Europe’s New AML Directive Means Banks Can No Longer Shut Crypto Out
via Forbes
Anyone doing business in the crypto space knows it’s not regulations that are the biggest obstacle to getting off the ground. Rather, it’s the widespread lack of access to basic financial necessities — like a bank account. This is killing crypto businesses by shutting them out of the mainstream economy.
This practice is known as “de-risking”. The Financial Action Task Force (FATF)characterises de-risking as the phenomenon of financial institutions terminating or restricting business relationships with clients or categories of clients to avoid, rather than managing risk in line with the agency’s guidelines. De-risking stems from various factors, including concerns about profitability, prudential requirements, anxiety after the global financial crisis, or reputational risk.
This issue is of crucial importance for two reasons:
- De-risking can introduce further risk and opacity into the global financial system, as the termination of account relationships has the potential to force entities and persons into less regulated or unregulated channels. Moving funds through regulated, traceable channels facilitates the implementation of anti-money laundering (AML)/combating the financing of terrorism (CFT) measures;
- It is essential to ensure that the global AML/CFT standard is well understood and accurately implemented, and that countries and their financial institutions are provided with support in designing AML/CFT measures that meet the goal of financial inclusion.
The FATF Recommendations only require financial institutions to terminate customer relationships, on a case-by-case basis, where the money laundering and terrorist financing risks cannot be mitigated. It is, however, not in line with FATF standards to cut loose entire classes of customers, without taking into account, seriously and comprehensively, their level of risk or risk mitigation measures for individual customers within a particular sector. Nevertheless, it remains a widespread problem for crypto.
But this may be about to change thanks to the European Union’s much-awaited 5th Anti-Money Laundering Directive, or AMLD5. Under the directive, which entered into law on 9 July 2018, virtual assets and virtual asset service providers are now recognised as “obliged entities” — the same designation as banks, payment processors, gaming, and gambling businesses. This means that, provided these crypto businesses can show evidence of compliance with relevant regulations, they must be treated in the same way as other businesses.
Let me explain why this is so important.
Under AMLD5, banks must manage the AML risk related to the specific counterparties they work with. They cannot refuse services simply because an entity belongs to a particular sector such as crypto; cases must be assessed individually. So a bank cannot refuse service just because a counterparty is, for example, a cryptocurrency exchange.

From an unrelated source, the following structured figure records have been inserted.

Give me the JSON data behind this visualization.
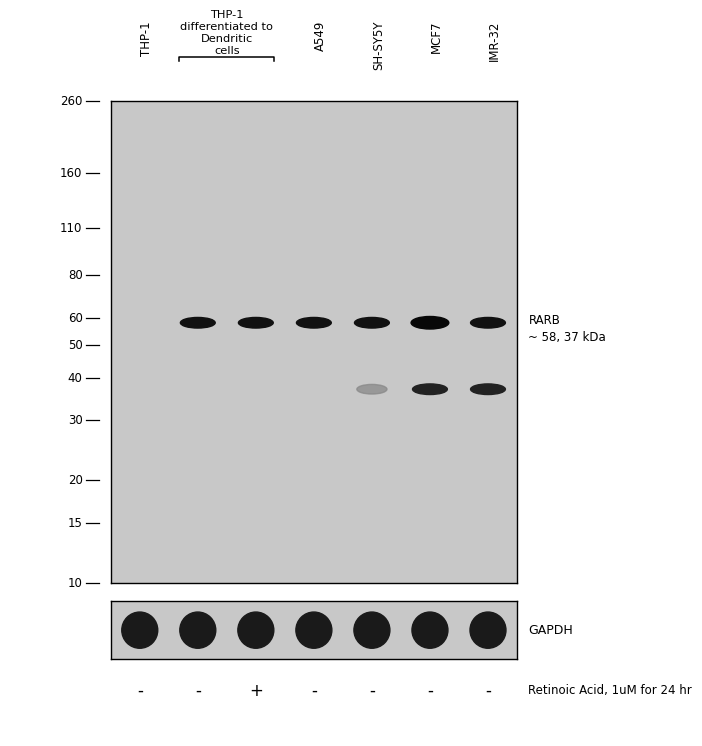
{
  "bg_color": "#c8c8c8",
  "panel_bg": "#c8c8c8",
  "white_bg": "#ffffff",
  "border_color": "#000000",
  "mw_markers": [
    260,
    160,
    110,
    80,
    60,
    50,
    40,
    30,
    20,
    15,
    10
  ],
  "retinoic_signs": [
    "-",
    "-",
    "+",
    "-",
    "-",
    "-",
    "-"
  ],
  "retinoic_label": "Retinoic Acid, 1uM for 24 hr",
  "rarb_label": "RARB\n~ 58, 37 kDa",
  "gapdh_label": "GAPDH",
  "num_lanes": 7,
  "figure_width": 6.5,
  "figure_height": 7.3,
  "lane_x": [
    0.5,
    1.5,
    2.5,
    3.5,
    4.5,
    5.5,
    6.5
  ],
  "mw_log_min": 1.0,
  "mw_log_max": 2.4149733,
  "band_58_lanes": [
    1,
    2,
    3,
    4,
    5,
    6
  ],
  "band_37_lanes": [
    4,
    5,
    6
  ],
  "band_37_faint_lanes": [
    4
  ],
  "gapdh_lanes": [
    0,
    1,
    2,
    3,
    4,
    5,
    6
  ]
}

This is both a challenge and an opportunity for the crypto asset space. In order to reach its true potential and positively reshape the financial industry, blockchain must accept — even welcome — the scrutiny of global regulators. It is incumbent on those of us developing solutions based on this technology to work constructively with governments and regulators as well as financial institutions to build, over time, a regulatory and business framework that recognizes the fundamentally new reality of crypto. We can use AMLD5 as a starting point to show the wider world our seriousness and commitment to transparency and delivering real solutions.
It is just as important for governments, regulators, and incumbent financial-sector businesses in particular not to let their lack of familiarity, and in many cases comfort, lead them to unfairly stifle the legitimate growth of the technology. “De-risking” should never be an excuse for the private sector to avoid implementing a proper risk-based approach in line with the FATF standards. This has been emphasised by the FATF on a number of occasions, clarifying that the standards require the application of a case-by-case risk-based approach, as opposed to wholesale de-risking.
AMLD5 is therefore a positive development for crypto businesses. It is now essential that founders and developers work with regulators from the EU and elsewhere to establish, over time, precedents for cooperation that work for everyone. All sides must be respectful in this enterprise. And while I believe AMLD5 has its shortcomings, I’m confident it can be an open door for crypto companies can gain a foothold in the mainstream financial sector in a way that helps our industry, and the broader economy, grow and thrive.
It is my hope that, with this new directive (and a fair-minded enforcement regime), the EU is signalling to financial sector businesses that crypto must be treated like all other technologies: fairly, on a case-by-case basis. It is past time for incumbents to stop tarring all blockchain platforms with the same brush, and instead to start working with us to deliver solutions to our customers.